I also felt lucky in another way. Um, I was rich.
Suddenly, for the first and only time in my life, I was rolling in it. I was on the other side. My $30,000 investment had quadrupled in value, and since I had an automatic sell order with Hambrecht & Quist I would be getting back a check for $120,000. Beyond that, the 8,333 shares I would vest in over the next four years (through some complex pre-pricing mechanisms that nobody understood, my 25,000 shares of $8 stock had two weeks earlier been “exchanged” for 8,333 shares of $24 stock) were now worth over $800,000. Toss in the value of the co-op in Forest Hills and I was a paper millionaire.
(Of course, there were a few problems with this formulation. I’d have to survive four years in the zoo known as iVillage.com to collect my 8,333 shares. And the share price would have to stay over $100 until 2003.)
(Looking back, I don’t know which of these two conjectures are more laughable.)
We watched the stock price rise, in our messy office, with the Flatiron Building looming through the windows across the street, up to $110 and then $120, before it started swooping down again, down all the way to the $70’s, then climbing back up. “Just like our servers,” one of the guys joked.
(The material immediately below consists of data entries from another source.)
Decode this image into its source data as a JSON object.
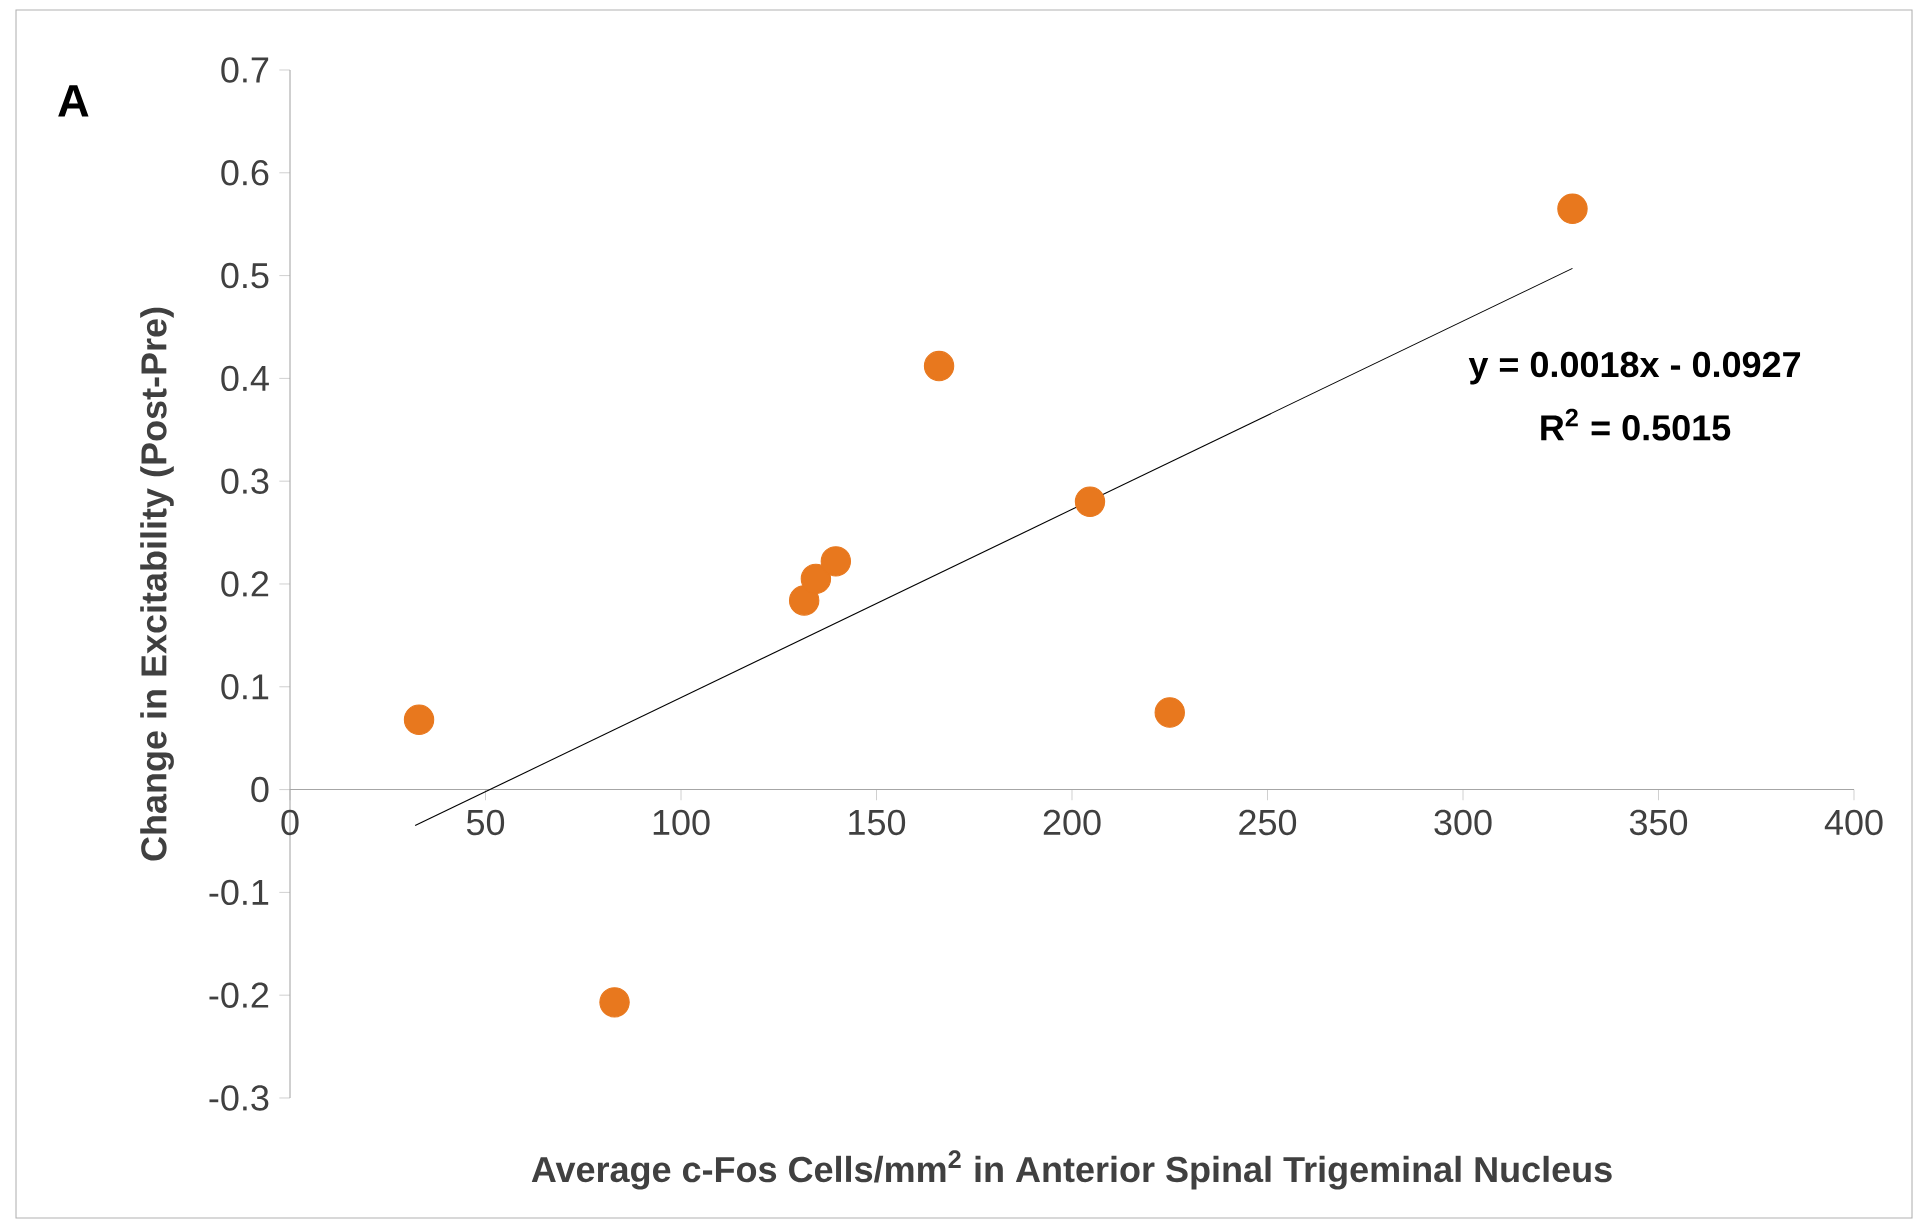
{
  "chart_data": {
    "type": "scatter",
    "xlabel": "Average c-Fos Cells/mm$^{2}$ in Anterior Spinal Trigeminal Nucleus",
    "ylabel": "Change in Excitability (Post-Pre)",
    "xlim": [
      0,
      400
    ],
    "ylim": [
      -0.3,
      0.7
    ],
    "xticks": [
      0,
      50,
      100,
      150,
      200,
      250,
      300,
      350,
      400
    ],
    "yticks": [
      -0.3,
      -0.2,
      -0.1,
      0,
      0.1,
      0.2,
      0.3,
      0.4,
      0.5,
      0.6,
      0.7
    ],
    "grid": false,
    "marker": "circle",
    "series": [
      {
        "color": "#e8781e",
        "x": [
          33,
          83,
          131.5,
          134.5,
          139.6,
          166,
          204.6,
          225,
          328
        ],
        "values": [
          0.068,
          -0.207,
          0.184,
          0.205,
          0.222,
          0.412,
          0.28,
          0.075,
          0.565
        ]
      },
      {
        "type": "line",
        "color": "#000000",
        "marker": "none",
        "line_style": "solid",
        "x": [
          32,
          328
        ],
        "values": [
          -0.035,
          0.507
        ]
      }
    ],
    "annotations": [
      "A",
      "y = 0.0018x - 0.0927",
      "R$^{2}$ = 0.5015"
    ]
  }
}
I got happy phone calls from several loved ones who were watching the market news. All three of the people I’d borrowed money from called: first Meg’s brother Steve, then my stepfather Gene, then my Dad. I realized as I spoke to them that I’d have to pay all of them back — my $120,000 suddenly slipped to $90,000.
Friends from other companies called, just to shoot the shit, including several who’d been through their own IPOs at NetGravity or Yahoo or Amazon; we always watched each other’s IPOs, and talked about them the way we talked about our Sunday football pool bets. Today it was like I’d just won the Super Bowl pool.
The Friday night of the IPO was the night the parties began, and then they continued through the next week. I remember bleary nightclubs called Volcano and Beauty Bar and BMW Cafe. I remember a big company party where Candice Carpenter brought her two young daughters and pogo’d with them to the loud music on the dance floors. I remember getting pretty drunk and having a lot of great conversations about object-oriented programming and stock portfolios and the true meaning of online community.
I remember a late-night karaoke dive where an impossibly tall red-haired woman sang Pat Benatar’s “Shadows of the Night” as some kind of tribute to iVillage’s feminist culture, and even though I was a double outsider on account of being a guy and also having only worked for the company for two months, I totally related to the message.
And I remember the whole male-heavy tech team being forced to get out on the dance floor to celebrate with “We Are Family” by Sister Sledge on one of the parties that went on too late, where we all got too drunk, and I don’t even remember which night that was.